First, the basics. I have a full-time job editing books, and it's a creative and interesting job. It can also be pretty high-pressure, but I try to keep the bulk of my work at the office. I read manuscripts on the train and at home, so the job doesn't keep me chained to a desk for super long hours. (If you want to know more about my job, I happened to do an interview on the subject just yesterday. My interviewer was also my husband, so the post title may be a wee bit biased.)I'd love to hear your thoughts on how you are able to make time for everything that you do, and I'm sure others would as well.
As for my home life, I'm married but don't have kids. I imagine the "kid-free" part of the equation is what helps me pursue my hobbies more than anything else. I sleep about 7 hours a night. I absolutely don't do laundry! A grand thing about living in New York is that you can drop your wash off at the laundry in the morning, and pick it up, all clean and folded, on your way home. They charge by the pound and it's worth every penny. I wash my handmade dresses in a tupperware bin at home and let them line dry in the shower. I don't clean as much as I should and my husband does most of the cooking. (I wash the dishes.) I also don't go to the gym as much as I should.
The work week is pretty routine. I get home from work around 6:30 pm, and I usually have a little free time to relax. Usually this means sewing (or in the past week, painting a little), but sometimes it just means collapsing on the bed catatonically. After dinner, I get my second wind and that's when I get my real work done. I write a blog post for the next day and set it to go up at 7:00 am, a full hour before I even get up. I would say I work on my blog for 1-2.5 hours on the weekdays. If I have time left over after writing my post, I'll do something creative like work on a sewing project for a bit. Or sometimes Jeff and I put on a pot of tea, make some cookies, and watch sitcoms together. Then I shower and go to bed around midnight or so.
The weekend is when I get bigger projects done: working on my book, making a video tutorial, or just sewing for hours on end. I always sleep in. (People are generally worried about me being sleep deprived, but I'm really not!) I would say I put in a good 6-8 hours a day on the weekends working on various book, blog, and sewing projects. I break up my days into tasks I know I want to get done (i.e. finishing a chapter, hemming a dress, writing a post). Videos are quite time consuming, as you guessed. Even if they only take half an hour to shoot, the editing takes twice that usually.
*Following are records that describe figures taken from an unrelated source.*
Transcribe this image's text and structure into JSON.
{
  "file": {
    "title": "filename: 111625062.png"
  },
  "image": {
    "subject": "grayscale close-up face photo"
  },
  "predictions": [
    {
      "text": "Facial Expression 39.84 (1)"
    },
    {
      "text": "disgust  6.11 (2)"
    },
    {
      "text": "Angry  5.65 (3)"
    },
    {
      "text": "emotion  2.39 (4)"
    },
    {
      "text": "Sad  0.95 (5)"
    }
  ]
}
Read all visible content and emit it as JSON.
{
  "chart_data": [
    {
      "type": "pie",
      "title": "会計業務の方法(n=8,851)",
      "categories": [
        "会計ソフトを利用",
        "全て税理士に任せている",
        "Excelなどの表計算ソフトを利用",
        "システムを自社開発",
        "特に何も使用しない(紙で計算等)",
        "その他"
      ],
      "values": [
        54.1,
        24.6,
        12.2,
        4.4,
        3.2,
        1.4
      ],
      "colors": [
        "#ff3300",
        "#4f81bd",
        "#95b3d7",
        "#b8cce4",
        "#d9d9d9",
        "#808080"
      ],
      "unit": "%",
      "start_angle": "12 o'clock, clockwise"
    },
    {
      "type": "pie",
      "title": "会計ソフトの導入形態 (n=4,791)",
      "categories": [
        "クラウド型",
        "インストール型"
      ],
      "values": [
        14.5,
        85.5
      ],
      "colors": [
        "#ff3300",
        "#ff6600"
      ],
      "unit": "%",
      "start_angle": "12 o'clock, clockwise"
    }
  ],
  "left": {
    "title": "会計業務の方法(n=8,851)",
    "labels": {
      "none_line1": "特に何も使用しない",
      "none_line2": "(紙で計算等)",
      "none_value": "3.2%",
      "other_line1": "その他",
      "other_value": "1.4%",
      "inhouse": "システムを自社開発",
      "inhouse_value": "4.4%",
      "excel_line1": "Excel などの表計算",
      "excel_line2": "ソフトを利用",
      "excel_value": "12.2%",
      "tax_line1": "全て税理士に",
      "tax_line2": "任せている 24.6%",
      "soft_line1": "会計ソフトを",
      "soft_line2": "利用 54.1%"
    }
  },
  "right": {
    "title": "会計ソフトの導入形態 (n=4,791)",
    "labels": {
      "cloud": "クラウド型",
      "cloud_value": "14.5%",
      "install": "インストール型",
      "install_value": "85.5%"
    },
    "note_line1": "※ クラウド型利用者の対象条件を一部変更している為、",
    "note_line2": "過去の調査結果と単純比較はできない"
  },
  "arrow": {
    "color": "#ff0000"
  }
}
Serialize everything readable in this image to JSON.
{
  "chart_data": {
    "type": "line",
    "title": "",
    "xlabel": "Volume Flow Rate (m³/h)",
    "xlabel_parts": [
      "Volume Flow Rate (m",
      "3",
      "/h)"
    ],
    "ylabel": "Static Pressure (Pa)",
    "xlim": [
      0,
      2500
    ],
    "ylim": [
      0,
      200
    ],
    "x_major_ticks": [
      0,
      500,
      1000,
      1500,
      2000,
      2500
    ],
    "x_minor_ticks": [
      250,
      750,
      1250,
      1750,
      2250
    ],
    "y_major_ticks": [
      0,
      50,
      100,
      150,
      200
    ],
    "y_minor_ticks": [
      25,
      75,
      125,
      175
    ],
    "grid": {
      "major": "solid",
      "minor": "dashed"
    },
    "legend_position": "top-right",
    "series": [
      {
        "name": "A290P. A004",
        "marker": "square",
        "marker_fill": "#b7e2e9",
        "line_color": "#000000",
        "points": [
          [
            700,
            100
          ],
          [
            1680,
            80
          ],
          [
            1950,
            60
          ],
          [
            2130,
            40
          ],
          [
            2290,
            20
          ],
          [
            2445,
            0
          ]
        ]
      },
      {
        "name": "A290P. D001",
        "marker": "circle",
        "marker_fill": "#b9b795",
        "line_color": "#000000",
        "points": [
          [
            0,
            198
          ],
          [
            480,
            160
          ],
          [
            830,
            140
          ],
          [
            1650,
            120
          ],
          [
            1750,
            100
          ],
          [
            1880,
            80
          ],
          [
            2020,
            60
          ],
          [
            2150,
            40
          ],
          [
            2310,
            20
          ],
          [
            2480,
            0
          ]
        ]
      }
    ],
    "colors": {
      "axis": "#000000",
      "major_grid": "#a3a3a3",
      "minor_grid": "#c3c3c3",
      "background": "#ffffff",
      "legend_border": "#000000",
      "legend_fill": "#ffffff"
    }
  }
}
One thing that seems to fall by the wayside is answering reader's e-mails. (Sorry about that! I try; I really do.)
Those are the nuts and bolts of my schedule, if you will. But it's less robotic and much more intuitive and emotional than it sounds. My blog writing is generally about whatever I'm feeling most passionate about at the moment, whether it's shoes or bound buttonholes or silk painting. It's easy to be motivated when something is really speaking to you. I also keep pretty close tabs on how I'm feeling. Last week I got really overwhelmed (stressed, tired, and anxious), and that was what prompted me to take a week off blogging. I'm definitely ambitious, but I'm trying to learn when to back off and give myself a rest.
Speaking of being ambitious, I would definitely describe myself as someone who's always looking toward the next level, so I really related to this e-mail. There are so many creative women out there who seem to have it all (pattern companies, fabric lines, multiple books, etc) and I often compare myself to them. I wonder if I should be trying to make a living out of what I do in my free time (even though I think my day job rocks), or if there's something more I should be pushing myself toward, or if I'll ever be good enough to get there. When I fall down this rabbit hole of anxiety, I remind myself that it's all a process and we're all at our own place.
I didn't start my blog until after I turned 30, and I've recently been feeling so inspired creatively, like I'm getting closer to what I'm supposed to be doing. When I'm 40, maybe I'll be even closer. I'm a work in progress, no doubt.
Things will change a bit in the months to come. I'll be sewing garments for the book, so I won't be able to share what I'm working on. And the entire thing has to be finished (edited, revised, photographed, etc) this summer. But it will be a temporary thing, and I guess I'll figure it out as I go along! More to come on that front.
I hope this helps answer the question! I'd love to hear from all of you what your perspective on this matter is. How do you fit it in everything you want to do?